Auto parts maker Lear Corp. emerged Monday from four months in bankruptcy protection, saying it has a healthier balance sheet, less debt and a backlog of new business.
A federal judge approved Lear's reorganization plan last week, paving the way for its emergence from bankruptcy. The Southfield-based maker of automotive seats and electronics expects its new shares _ under the "LEA" symbol _ will begin regular trading later this week on the New York Stock Exchange. Lear's old shares were canceled.
Under the reorganization plan, Lear's lenders forgave $2.8 billion in debt in exchange for equity. Lear said it now has less than $1 billion in debt at competitive interest rates with no near-term maturity.
Lear said it has $1 billion in cash on hand and $1.4 billion in sales lined up through 2012 despite the automotive industry downturn. More than half of those sales are in higher-margin electronics and come from outside North America, further diversifying Lear's portfolio.

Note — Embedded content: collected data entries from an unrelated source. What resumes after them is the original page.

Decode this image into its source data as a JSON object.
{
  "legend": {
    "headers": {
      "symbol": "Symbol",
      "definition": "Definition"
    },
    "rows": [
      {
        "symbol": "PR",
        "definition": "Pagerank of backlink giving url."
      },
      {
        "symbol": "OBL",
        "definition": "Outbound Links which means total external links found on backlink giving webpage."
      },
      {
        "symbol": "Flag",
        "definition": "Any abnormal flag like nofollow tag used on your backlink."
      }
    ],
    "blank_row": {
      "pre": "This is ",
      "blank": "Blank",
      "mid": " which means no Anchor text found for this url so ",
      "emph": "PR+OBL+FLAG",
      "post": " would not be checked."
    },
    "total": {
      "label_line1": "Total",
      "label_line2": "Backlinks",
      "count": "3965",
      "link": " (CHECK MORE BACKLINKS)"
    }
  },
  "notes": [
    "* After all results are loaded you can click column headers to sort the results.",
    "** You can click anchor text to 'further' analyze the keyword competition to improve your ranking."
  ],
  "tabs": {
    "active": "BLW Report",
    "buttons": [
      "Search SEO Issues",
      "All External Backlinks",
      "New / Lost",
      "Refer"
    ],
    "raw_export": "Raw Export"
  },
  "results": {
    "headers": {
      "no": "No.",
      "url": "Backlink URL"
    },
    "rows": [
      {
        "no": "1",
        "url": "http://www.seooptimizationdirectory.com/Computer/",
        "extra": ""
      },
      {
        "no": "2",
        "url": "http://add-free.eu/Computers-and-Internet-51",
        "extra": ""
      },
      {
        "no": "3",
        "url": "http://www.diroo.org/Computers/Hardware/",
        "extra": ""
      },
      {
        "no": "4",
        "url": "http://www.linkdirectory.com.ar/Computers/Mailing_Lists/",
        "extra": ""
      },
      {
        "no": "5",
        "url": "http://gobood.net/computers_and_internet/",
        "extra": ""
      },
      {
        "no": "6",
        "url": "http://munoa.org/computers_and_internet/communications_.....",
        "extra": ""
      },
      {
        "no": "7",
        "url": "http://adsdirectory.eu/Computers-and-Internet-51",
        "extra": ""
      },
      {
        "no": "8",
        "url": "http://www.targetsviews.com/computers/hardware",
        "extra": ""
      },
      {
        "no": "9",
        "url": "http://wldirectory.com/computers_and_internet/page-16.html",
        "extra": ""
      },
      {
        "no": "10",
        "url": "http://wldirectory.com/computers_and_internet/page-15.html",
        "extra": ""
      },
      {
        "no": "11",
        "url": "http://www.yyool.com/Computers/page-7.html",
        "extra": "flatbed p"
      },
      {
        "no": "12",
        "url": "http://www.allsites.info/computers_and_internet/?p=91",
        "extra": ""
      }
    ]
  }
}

Lear also is replacing six of its nine board members.
The company plans to give further details Wednesday when it releases its third-quarter earnings. Lear posted a first-quarter loss of $264.8 million, or $3.42 per share. It didn't report second-quarter earnings. Lear lost $689.9 million, or $8.93 per share, in 2008.
Lear is a key supplier to General Motors Corp. and Ford Motor Co., which make up 40 percent of its sales. Like other suppliers, its fortunes fell rapidly with the economic downturn and depressed U.S. auto sales.
Lear was GM's ninth-largest creditor at the time of GM's Chapter 11 filing on June 1, with $44.8 million in claims. Lear filed for bankruptcy protection July 7.
Lear Chairman and Chief Executive Bob Rossiter, who spent 30 years at the company before becoming chairman in 2003, said the bankruptcy stay allowed for a financial restructuring to complement an operational restructuring that began in 2005.
"We have streamlined our global cost footprint and improved our operating efficiency in every region of the world," he said.